また、舞台装置の難しさだけれど、とにかく他のオペラと共通点がなさすぎるのが、まず問題でしょう。オリジナルの設定に合わせるならば、オペラの舞台となる場所はセイロン島。つまり、現在のスリランカの港町というわけで、いわゆるインド文化圏なんだけれど、普通のオペラ劇場には、インドっぽい大道具とかインドっぽい衣装とか皆無でしょ? このオペラを上演するためだけに、これらのインドっぽいモノを揃えないといけないとするなら、そりゃあ、かなりの負担になるわけです。
それと、第二幕の終結部の嵐をどう表現するかは、演出上の難問でしょうね。まさか舞台上に強風を吹かせて、大道具をふっとばすわけにはいかないわけだし、この嵐は、ズルガの心情を表現しているわけだから、省くわけにはいかないし…メトではプロジェクションマッピングを効果的に用いて、嵐の場面を表現していたけれど、やはりこの手の近代装置を使わないと、この場面の演出は難しいかもしれません。
と言うわけで、21世紀になって、色々な環境が揃ってきたおかげで、上演可能なオペラ作品として復活してきた「真珠採り」だったわけです。
出演者たちに触れましょう。
主人公の“真珠採り”である、バリトンのズルガを歌ったのはマリウシュ・グヴィエチェンでした。物語の要を担う役であり、歌手としての力量はもちろん、俳優としての力もためされる役です。だいたい、ストーリー自体が陳腐なので、ズルガ役の演技次第で、このオペラが物語として鑑賞に耐えられるものになるかが決まってくるので、そう言った意味で、とても大切な役でしたが、見事にズルガを演じていたと思います。

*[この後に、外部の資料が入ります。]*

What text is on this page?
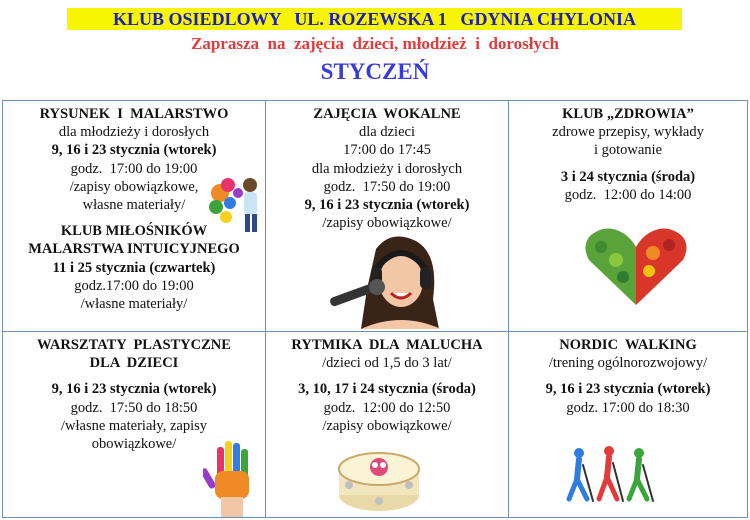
KLUB OSIEDLOWY   UL. ROZEWSKA 1   GDYNIA CHYLONIA
Zaprasza  na  zajęcia  dzieci, młodzież  i  dorosłych
STYCZEŃ
RYSUNEK  I  MALARSTWO
dla młodzieży i dorosłych
9, 16 i 23 stycznia (wtorek)
godz.  17:00 do 19:00
/zapisy obowiązkowe,
własne materiały/
KLUB MIŁOŚNIKÓW
MALARSTWA INTUICYJNEGO
11 i 25 stycznia (czwartek)
godz.17:00 do 19:00
/własne materiały/
ZAJĘCIA  WOKALNE
dla dzieci
17:00 do 17:45
dla młodzieży i dorosłych
godz.  17:50 do 19:00
9, 16 i 23 stycznia (wtorek)
/zapisy obowiązkowe/
KLUB „ZDROWIA”
zdrowe przepisy, wykłady
i gotowanie
3 i 24 stycznia (środa)
godz.  12:00 do 14:00
WARSZTATY  PLASTYCZNE
DLA  DZIECI
9, 16 i 23 stycznia (wtorek)
godz.  17:50 do 18:50
/własne materiały, zapisy
obowiązkowe/
RYTMIKA  DLA  MALUCHA
/dzieci od 1,5 do 3 lat/
3, 10, 17 i 24 stycznia (środa)
godz.  12:00 do 12:50
/zapisy obowiązkowe/
NORDIC  WALKING
/trening ogólnorozwojowy/
9, 16 i 23 stycznia (wtorek)
godz. 17:00 do 18:30
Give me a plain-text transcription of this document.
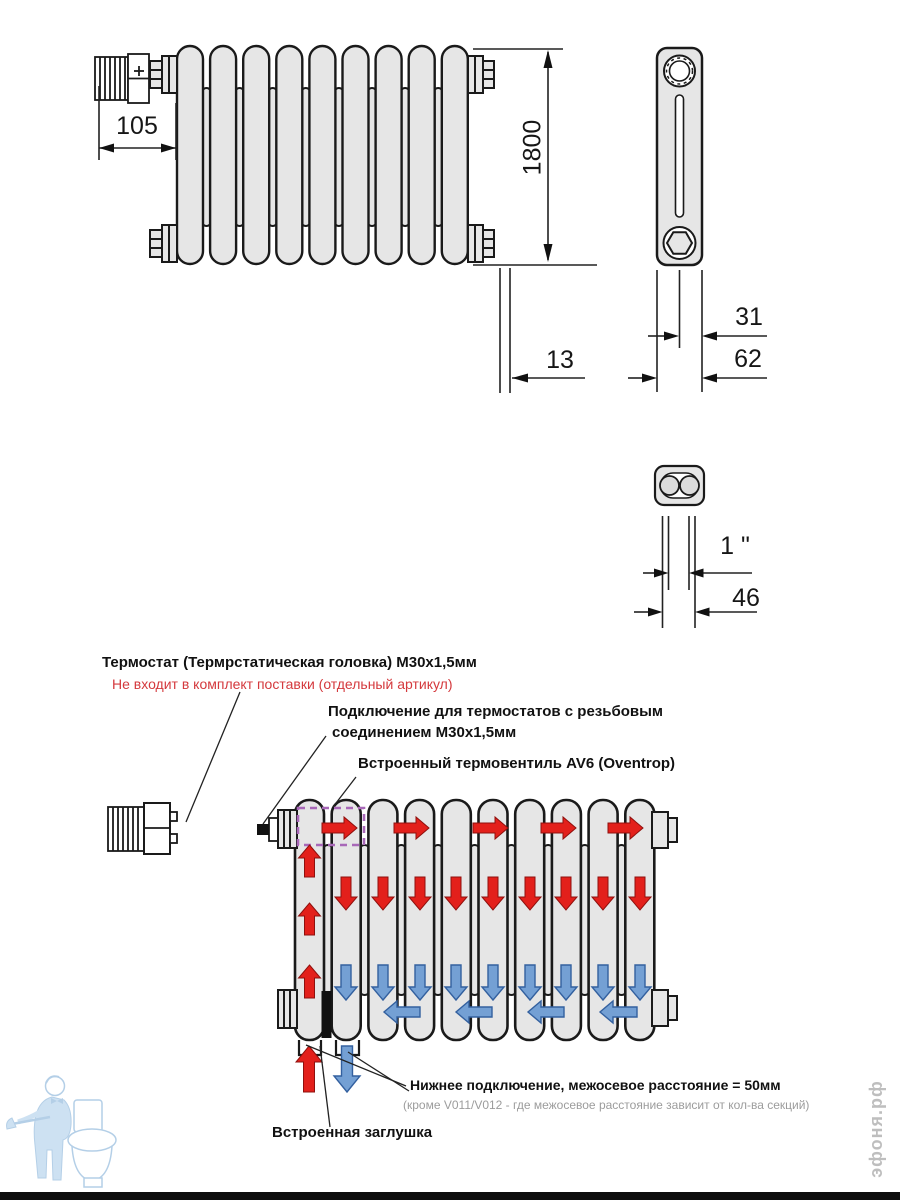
105	1800
13
31
62
1 "
46
Термостат (Термрстатическая головка) М30х1,5мм
Не входит в комплект поставки (отдельный артикул)
Подключение для термостатов с резьбовым
соединением М30х1,5мм
Встроенный термовентиль AV6 (Oventrop)
Нижнее подключение, межосевое расстояние = 50мм
(кроме V011/V012 - где межосевое расстояние зависит от кол-ва секций)
Встроенная заглушка	эфоня.рф
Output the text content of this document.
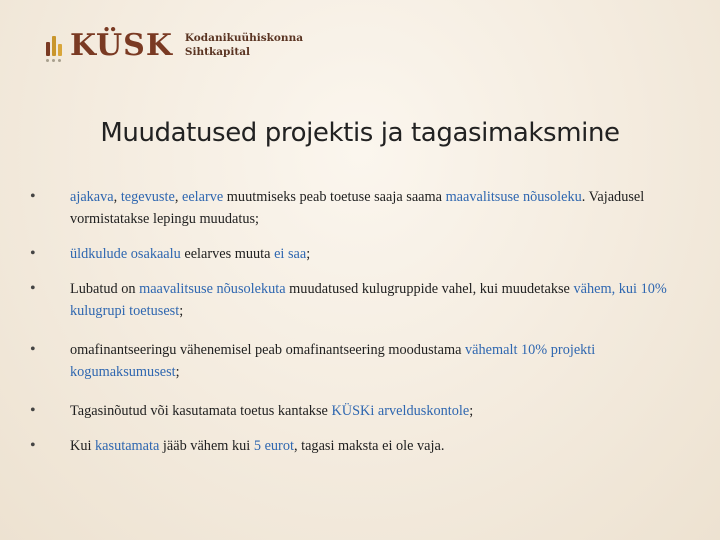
KÜSK Kodanikuühiskonna
Sihtkapital
Muudatused projektis ja tagasimaksmine
• ajakava, tegevuste, eelarve muutmiseks peab toetuse saaja saama maavalitsuse nõusoleku. Vajadusel vormistatakse lepingu muudatus;
• üldkulude osakaalu eelarves muuta ei saa;
• Lubatud on maavalitsuse nõusolekuta muudatused kulugruppide vahel, kui muudetakse vähem, kui 10% kulugrupi toetusest;
• omafinantseeringu vähenemisel peab omafinantseering moodustama vähemalt 10% projekti kogumaksumusest;
• Tagasinõutud või kasutamata toetus kantakse KÜSKi arvelduskontole;
• Kui kasutamata jääb vähem kui 5 eurot, tagasi maksta ei ole vaja.
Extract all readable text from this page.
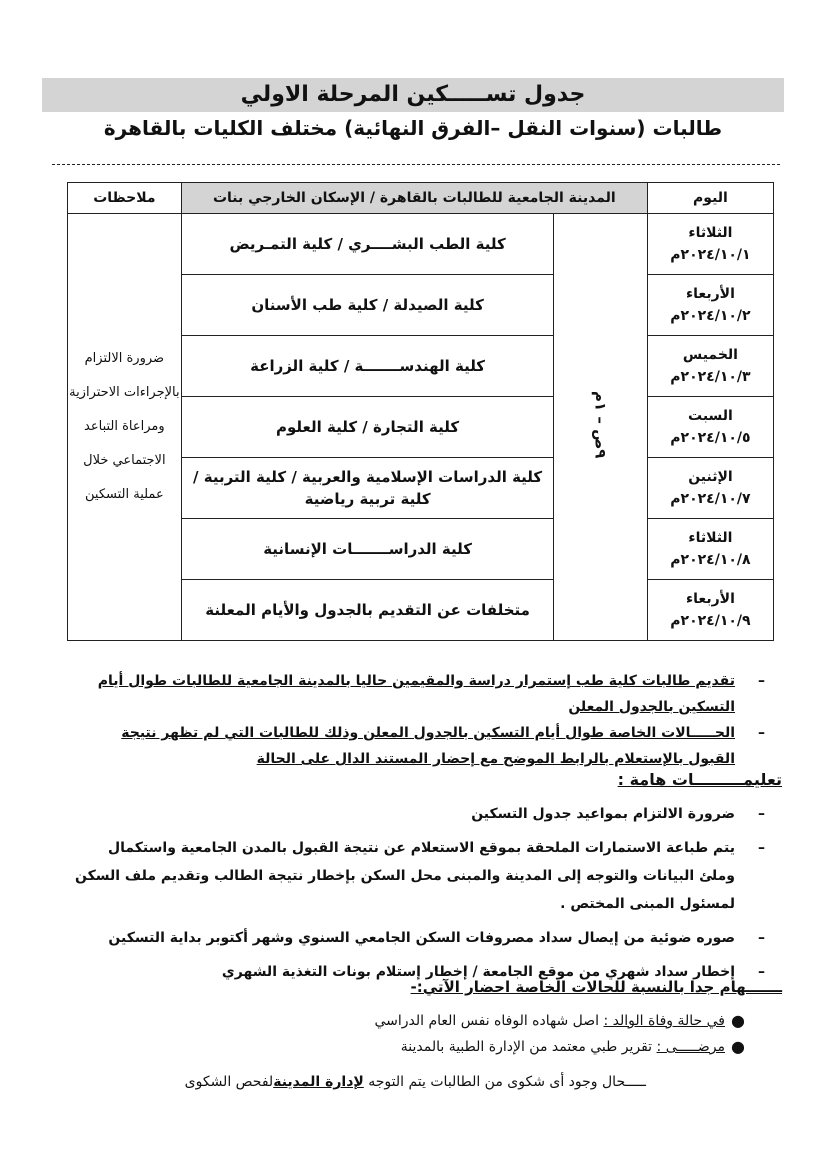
جدول تســـــكين المرحلة الاولي
طالبات (سنوات النقل –الفرق النهائية) مختلف الكليات بالقاهرة
اليوم	المدينة الجامعية للطالبات بالقاهرة / الإسكان الخارجي بنات		ملاحظات

الثلاثاء
٢٠٢٤/١٠/١م	٩ص – ١م	كلية الطب البشــــري / كلية التمـريض	ضرورة الالتزام بالإجراءات الاحترازية ومراعاة التباعد الاجتماعي خلال عملية التسكين

الأربعاء
٢٠٢٤/١٠/٢م		كلية الصيدلة / كلية طب الأسنان	

الخميس
٢٠٢٤/١٠/٣م		كلية الهندســـــــة / كلية الزراعة	

السبت
٢٠٢٤/١٠/٥م		كلية التجارة / كلية العلوم	

الإثنين
٢٠٢٤/١٠/٧م		كلية الدراسات الإسلامية والعربية / كلية التربية / كلية تربية رياضية	

الثلاثاء
٢٠٢٤/١٠/٨م		كلية الدراســـــــات الإنسانية	

الأربعاء
٢٠٢٤/١٠/٩م		متخلفات عن التقديم بالجدول والأيام المعلنة	
–
تقديم طالبات كلية طب إستمرار دراسة والمقيمين حاليا بالمدينة الجامعية للطالبات طوال أيام التسكين بالجدول المعلن
–
الحـــــالات الخاصة طوال أيام التسكين بالجدول المعلن وذلك للطالبات التي لم تظهر نتيجة القبول بالإستعلام بالرابط الموضح مع إحضار المستند الدال على الحالة
تعليمـــــــــات هامة :
–
ضرورة الالتزام بمواعيد جدول التسكين
–
يتم طباعة الاستمارات الملحقة بموقع الاستعلام عن نتيجة القبول بالمدن الجامعية واستكمال وملئ البيانات والتوجه إلى المدينة والمبنى محل السكن بإخطار نتيجة الطالب وتقديم ملف السكن لمسئول المبنى المختص .
–
صوره ضوئية من إيصال سداد مصروفات السكن الجامعي السنوي وشهر أكتوبر بداية التسكين
–
إخطار سداد شهري من موقع الجامعة / إخطار إستلام بونات التغذية الشهري
ـــــــهام جدا بالنسبة للحالات الخاصة احضار الآتي:-
●
في حالة وفاة الوالد : اصل شهاده الوفاه نفس العام الدراسي
●
مرضـــــى : تقرير طبي معتمد من الإدارة الطبية بالمدينة
ـــــحال وجود أى شكوى من الطالبات يتم التوجه لإدارة المدينةلفحص الشكوى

ソプラノのレイラを歌ったのがディアナ・ダムラウで、この人がメトの支配人であるピーター・ゲルブに“「真珠採り」を歌いたい”と持ちかけて、今回の復活公演にまでこぎつけさせた張本人だったそうです。つまり、ダムラウがいたから「真珠採り」が復活できたわけで、それもあったせいか、実に役にハマった演技をしていました。
ナディールを歌ったテノールのマシュー・ポレンザーニは、歌は良かったのですが、気になったのは、彼の両腕の刺青。あれはナディールという役だから付けている特殊メイクなのか、ポレンザーニ自身の刺青なのか…ですが、別にナディールという役は、刺青がなければならないという役ではなく(ってか、ナディールに刺青を入れる理由が分かりません)、序曲の潜水場面で、海中で真珠を採るナディール(つまりポレンザーニの代役)をやったバレエダンサーも同じ刺青を入れていたので、役柄として入れている刺青なのかもしれませんが、本当に目障りな刺青で、ナディールが出てくるたびに、私の視線と気持ちはナディールの刺青に集中してしまい、ロクに歌も聞けなければ、芝居も見ることができませんでした。
あの刺青が特殊メイクなのだとしたら、演出家の意図が分かりません。
まあ、それはさておき、100年お蔵入りしていたオペラだから、どれくらいヒドイオペラかと期待して見に行った私ですが、見終わった感想は、そんなに悪くなかったですよ。オペラとしての出来は上々だし、また見に行ってもいいくらいには満足しました。うん、悪くないですよ。さすがはビゼーだなって思いました。
でも「カルメン」とどっちが素晴らしい作品かと言えば、「カルメン」の完勝だな。それは「真珠採り」がダメな作品というよりも「カルメン」が素晴らしすぎる作品だから…という事になります。ですから、劇場が「何かビゼーの作品を上演しよう…」と考えれば、どうしても「真珠採り」ではなく「カルメン」になってしまうのは、仕方のない事です。
でもね、ドニゼッティやベッリーニのオペラを楽しめる人なら、きっと「真珠採り」も楽しめる作品だと思いますよ。そのくらいには、面白いと思います。